Sebastian Robertson takes you inside a day in the life of an air conditioner repair man.

MANSFIELD – The work is constant for Just Chillin' Heating and Air. The homeowners are hot, and the air conditioners are over-worked and often too old.

"I always tell them, I always say, 'Well, you gotta try working outside all day, or being up in the attic,'" said James Shelley, a technician with the A/C repair company. "If you think this [is] hot – this ain't nothing."

James Shelley and his partner Bo are replacing the guts of an A/C unit in Mansfield. It's pushing 100 degrees in the shade, and it's about to heat up.

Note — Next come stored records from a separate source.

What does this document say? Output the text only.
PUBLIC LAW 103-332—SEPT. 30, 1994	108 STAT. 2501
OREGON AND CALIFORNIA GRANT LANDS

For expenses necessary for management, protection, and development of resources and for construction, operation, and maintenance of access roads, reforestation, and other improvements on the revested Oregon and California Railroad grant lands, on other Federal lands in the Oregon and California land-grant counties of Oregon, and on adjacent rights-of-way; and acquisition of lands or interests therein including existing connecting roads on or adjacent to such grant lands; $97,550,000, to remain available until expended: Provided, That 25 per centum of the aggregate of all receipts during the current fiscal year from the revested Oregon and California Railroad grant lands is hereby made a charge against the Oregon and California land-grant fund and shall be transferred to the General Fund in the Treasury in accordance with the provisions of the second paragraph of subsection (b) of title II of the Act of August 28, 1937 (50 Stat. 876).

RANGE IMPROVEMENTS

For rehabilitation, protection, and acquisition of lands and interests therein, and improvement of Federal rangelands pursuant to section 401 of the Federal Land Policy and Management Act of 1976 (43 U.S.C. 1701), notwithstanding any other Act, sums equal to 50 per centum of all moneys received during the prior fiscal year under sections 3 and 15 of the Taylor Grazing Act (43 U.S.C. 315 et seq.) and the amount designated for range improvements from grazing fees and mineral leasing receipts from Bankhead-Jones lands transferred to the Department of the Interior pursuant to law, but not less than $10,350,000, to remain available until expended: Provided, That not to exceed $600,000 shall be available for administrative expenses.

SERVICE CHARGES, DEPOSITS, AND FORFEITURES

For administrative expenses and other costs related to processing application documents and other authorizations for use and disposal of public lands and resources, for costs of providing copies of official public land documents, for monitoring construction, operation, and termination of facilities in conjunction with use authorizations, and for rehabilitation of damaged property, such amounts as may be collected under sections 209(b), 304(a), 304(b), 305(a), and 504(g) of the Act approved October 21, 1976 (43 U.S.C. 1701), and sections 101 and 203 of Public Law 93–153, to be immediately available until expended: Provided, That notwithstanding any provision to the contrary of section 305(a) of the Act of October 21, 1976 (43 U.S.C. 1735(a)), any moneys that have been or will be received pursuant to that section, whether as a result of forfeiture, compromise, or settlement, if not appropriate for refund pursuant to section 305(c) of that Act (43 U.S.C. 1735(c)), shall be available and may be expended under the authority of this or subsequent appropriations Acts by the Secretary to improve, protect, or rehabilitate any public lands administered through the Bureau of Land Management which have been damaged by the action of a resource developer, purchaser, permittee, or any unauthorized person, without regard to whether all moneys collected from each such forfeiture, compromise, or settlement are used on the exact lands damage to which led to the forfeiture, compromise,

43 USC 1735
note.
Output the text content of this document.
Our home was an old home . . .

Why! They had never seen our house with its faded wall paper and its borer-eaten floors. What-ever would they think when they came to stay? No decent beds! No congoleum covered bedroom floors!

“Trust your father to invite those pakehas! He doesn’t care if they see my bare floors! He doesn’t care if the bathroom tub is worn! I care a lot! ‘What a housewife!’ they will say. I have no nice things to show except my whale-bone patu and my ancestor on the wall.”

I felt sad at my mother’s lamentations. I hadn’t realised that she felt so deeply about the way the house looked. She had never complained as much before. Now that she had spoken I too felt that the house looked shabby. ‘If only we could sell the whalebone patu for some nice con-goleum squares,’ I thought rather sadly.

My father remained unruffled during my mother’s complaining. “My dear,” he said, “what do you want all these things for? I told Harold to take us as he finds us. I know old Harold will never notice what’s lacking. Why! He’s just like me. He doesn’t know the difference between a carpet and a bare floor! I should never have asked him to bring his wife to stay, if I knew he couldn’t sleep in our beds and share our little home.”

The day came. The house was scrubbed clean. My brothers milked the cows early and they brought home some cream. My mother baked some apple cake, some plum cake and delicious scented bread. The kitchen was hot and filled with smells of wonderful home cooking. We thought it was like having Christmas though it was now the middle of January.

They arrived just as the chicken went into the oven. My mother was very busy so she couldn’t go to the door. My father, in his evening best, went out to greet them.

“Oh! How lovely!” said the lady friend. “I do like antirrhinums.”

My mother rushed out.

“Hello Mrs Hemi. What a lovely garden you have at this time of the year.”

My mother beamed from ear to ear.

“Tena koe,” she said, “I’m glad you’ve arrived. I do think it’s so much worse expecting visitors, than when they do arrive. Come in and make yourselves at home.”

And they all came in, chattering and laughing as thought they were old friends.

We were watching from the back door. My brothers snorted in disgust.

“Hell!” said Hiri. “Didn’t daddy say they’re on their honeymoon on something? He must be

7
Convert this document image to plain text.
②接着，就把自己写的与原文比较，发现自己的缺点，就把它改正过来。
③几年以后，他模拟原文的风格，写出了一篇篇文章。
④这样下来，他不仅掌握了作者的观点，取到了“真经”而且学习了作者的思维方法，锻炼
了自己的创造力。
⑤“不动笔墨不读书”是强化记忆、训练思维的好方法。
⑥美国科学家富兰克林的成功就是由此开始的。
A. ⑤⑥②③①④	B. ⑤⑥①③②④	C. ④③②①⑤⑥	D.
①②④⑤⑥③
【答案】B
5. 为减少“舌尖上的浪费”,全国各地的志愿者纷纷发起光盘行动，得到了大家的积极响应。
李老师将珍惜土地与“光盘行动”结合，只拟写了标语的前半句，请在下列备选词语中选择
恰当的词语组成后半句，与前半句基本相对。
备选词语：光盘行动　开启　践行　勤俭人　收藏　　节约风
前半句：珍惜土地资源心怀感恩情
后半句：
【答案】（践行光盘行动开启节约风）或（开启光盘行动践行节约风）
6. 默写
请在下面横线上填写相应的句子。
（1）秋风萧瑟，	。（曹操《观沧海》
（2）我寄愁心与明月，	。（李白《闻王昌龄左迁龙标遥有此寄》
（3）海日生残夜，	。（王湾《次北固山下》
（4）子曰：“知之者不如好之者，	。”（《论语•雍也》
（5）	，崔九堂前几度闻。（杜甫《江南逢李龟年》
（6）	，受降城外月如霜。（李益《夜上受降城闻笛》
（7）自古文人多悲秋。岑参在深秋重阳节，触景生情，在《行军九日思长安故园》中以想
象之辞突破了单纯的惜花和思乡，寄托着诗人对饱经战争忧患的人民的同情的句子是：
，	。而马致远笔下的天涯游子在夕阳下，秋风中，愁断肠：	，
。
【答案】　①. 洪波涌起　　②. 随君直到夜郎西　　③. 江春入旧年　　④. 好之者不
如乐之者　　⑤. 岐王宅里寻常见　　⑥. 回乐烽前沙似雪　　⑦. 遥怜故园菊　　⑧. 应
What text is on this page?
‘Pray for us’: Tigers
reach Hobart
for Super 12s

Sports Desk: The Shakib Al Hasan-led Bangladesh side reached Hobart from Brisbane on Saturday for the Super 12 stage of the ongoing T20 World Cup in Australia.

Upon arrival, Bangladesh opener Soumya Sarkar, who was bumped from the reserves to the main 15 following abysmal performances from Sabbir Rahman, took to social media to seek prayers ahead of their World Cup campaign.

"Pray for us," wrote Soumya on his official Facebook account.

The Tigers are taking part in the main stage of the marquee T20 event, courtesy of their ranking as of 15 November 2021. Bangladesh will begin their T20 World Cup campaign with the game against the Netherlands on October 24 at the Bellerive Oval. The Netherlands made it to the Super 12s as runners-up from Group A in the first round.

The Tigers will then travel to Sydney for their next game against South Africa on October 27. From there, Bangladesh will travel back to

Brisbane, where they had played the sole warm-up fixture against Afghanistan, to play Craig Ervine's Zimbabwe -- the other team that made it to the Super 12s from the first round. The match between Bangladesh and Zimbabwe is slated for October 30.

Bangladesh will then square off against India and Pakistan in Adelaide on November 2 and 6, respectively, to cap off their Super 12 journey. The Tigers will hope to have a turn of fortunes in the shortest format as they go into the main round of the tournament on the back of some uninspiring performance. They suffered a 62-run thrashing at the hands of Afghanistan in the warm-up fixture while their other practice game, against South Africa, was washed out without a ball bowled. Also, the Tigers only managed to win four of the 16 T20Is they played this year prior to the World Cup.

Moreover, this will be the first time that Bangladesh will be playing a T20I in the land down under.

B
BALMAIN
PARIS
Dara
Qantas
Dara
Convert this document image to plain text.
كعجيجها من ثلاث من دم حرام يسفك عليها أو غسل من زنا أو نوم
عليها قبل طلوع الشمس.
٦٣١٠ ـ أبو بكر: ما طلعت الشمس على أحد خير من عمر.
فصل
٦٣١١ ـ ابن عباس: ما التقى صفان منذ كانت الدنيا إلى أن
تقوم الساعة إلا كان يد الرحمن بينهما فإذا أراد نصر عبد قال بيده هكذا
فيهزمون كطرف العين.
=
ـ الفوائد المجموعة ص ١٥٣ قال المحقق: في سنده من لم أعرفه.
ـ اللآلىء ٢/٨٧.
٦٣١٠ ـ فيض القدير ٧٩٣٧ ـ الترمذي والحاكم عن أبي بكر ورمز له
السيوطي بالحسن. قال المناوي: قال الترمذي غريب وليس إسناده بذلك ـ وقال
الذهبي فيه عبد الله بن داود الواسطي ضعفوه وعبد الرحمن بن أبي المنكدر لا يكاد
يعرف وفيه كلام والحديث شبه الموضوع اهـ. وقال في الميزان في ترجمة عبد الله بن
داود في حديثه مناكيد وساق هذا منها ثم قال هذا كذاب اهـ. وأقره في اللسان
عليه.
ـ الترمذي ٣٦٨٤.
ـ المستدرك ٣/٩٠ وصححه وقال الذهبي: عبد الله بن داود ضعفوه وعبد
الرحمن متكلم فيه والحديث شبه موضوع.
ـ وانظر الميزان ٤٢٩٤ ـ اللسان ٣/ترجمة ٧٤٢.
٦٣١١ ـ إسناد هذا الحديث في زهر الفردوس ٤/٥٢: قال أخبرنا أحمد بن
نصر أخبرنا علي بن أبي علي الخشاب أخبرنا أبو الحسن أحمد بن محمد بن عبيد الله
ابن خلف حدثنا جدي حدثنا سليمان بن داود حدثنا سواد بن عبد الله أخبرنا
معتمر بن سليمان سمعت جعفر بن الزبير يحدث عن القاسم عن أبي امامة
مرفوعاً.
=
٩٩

Believe it or not, the hottest part of their day isn't outside, its upstairs and in the attic. Before noon, the temperature is 103 and climbing.

"It is so hot up there most of the time that you can't breathe," Shelly said. "Attics get anywhere from 150-to-200 degrees."

It's work even the pros can only do 30-to-40 minutes at a time. Shelley's spent 16 years in the business, and in that time, he's learned that hydration is about more than health.

If the sun sidelines him, he's the one that pays for it.

"Most people cant afford to take off – y'know, a day or two days off work without pay," Shelly said. "You gotta stay hydrated, because it wears out your body."

With months of heat ahead of him, Shelley and his crew don't have time to let the sun keep them off the clock.